Architecture firm Parks & Baxter designed the Colonial Revival firehouse in 1925, and it still serves as an active fire station today. One of the first firehouses built in DC after World War I, the building experimented with design, albeit unsuccessfully. Instead of creating a separate second floor, the building features an open second-floor bay that serves as the dormitory space. However, the layout was not replicated due to the lack of noise insulation, fume buffering from the first floor, and insulation from hot and cold temperatures in the open space.
The firm of Parks & Baxter was responsible for designing the grounds of Hampshire Gardens, the city’s first garden-style apartment complex.
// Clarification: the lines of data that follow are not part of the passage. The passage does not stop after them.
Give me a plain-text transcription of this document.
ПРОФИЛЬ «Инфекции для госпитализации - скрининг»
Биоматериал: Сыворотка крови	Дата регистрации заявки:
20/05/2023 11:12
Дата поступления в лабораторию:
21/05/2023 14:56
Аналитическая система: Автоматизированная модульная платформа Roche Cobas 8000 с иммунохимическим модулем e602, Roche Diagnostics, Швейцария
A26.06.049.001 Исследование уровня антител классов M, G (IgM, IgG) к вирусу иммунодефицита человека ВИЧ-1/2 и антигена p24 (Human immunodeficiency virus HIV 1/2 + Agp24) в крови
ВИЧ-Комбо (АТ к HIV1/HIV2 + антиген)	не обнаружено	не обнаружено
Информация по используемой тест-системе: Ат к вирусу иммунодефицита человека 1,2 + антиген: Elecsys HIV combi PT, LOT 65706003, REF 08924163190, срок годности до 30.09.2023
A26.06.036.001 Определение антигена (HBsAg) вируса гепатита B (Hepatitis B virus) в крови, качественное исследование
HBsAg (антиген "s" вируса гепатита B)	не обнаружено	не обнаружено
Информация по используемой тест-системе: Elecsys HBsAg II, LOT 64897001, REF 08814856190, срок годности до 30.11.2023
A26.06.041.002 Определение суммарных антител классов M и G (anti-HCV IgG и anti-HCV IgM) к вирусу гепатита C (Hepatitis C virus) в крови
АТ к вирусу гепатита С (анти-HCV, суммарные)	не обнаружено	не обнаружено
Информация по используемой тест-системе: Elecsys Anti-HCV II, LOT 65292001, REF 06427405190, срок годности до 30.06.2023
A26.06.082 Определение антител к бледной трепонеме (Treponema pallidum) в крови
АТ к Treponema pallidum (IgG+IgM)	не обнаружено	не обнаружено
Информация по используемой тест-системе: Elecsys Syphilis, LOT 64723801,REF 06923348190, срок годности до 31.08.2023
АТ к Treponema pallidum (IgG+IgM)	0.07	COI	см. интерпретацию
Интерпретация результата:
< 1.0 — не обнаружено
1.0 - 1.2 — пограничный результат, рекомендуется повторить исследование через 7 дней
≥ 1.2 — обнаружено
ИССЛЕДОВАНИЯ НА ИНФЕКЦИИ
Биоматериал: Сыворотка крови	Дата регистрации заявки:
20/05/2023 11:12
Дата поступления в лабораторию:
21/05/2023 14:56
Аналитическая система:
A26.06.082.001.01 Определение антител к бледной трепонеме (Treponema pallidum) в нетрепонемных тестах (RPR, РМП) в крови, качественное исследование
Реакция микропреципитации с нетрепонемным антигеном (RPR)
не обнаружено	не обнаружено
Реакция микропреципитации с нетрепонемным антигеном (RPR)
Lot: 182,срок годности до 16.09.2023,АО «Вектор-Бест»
The duo also designed buildings, including Tilden Gardens, which is in the Cleveland Park Historic District. While not much is known about Parks, Baxter’s later career also included work with Arthur B. Heaton on the George Washington University campus, in addition to previous work designing homes in Wesley Heights.
In 1940, Truck House No. 13 would combine with the “old” Engine Company No. 10 located at 1341 Maryland Avenue. After the consolidation, Truck House No. 13 would assume the name of Engine Company No. 10.
This site is listed in the Firehouses in Washington, DC: 1806-1945 Multiple Property Document.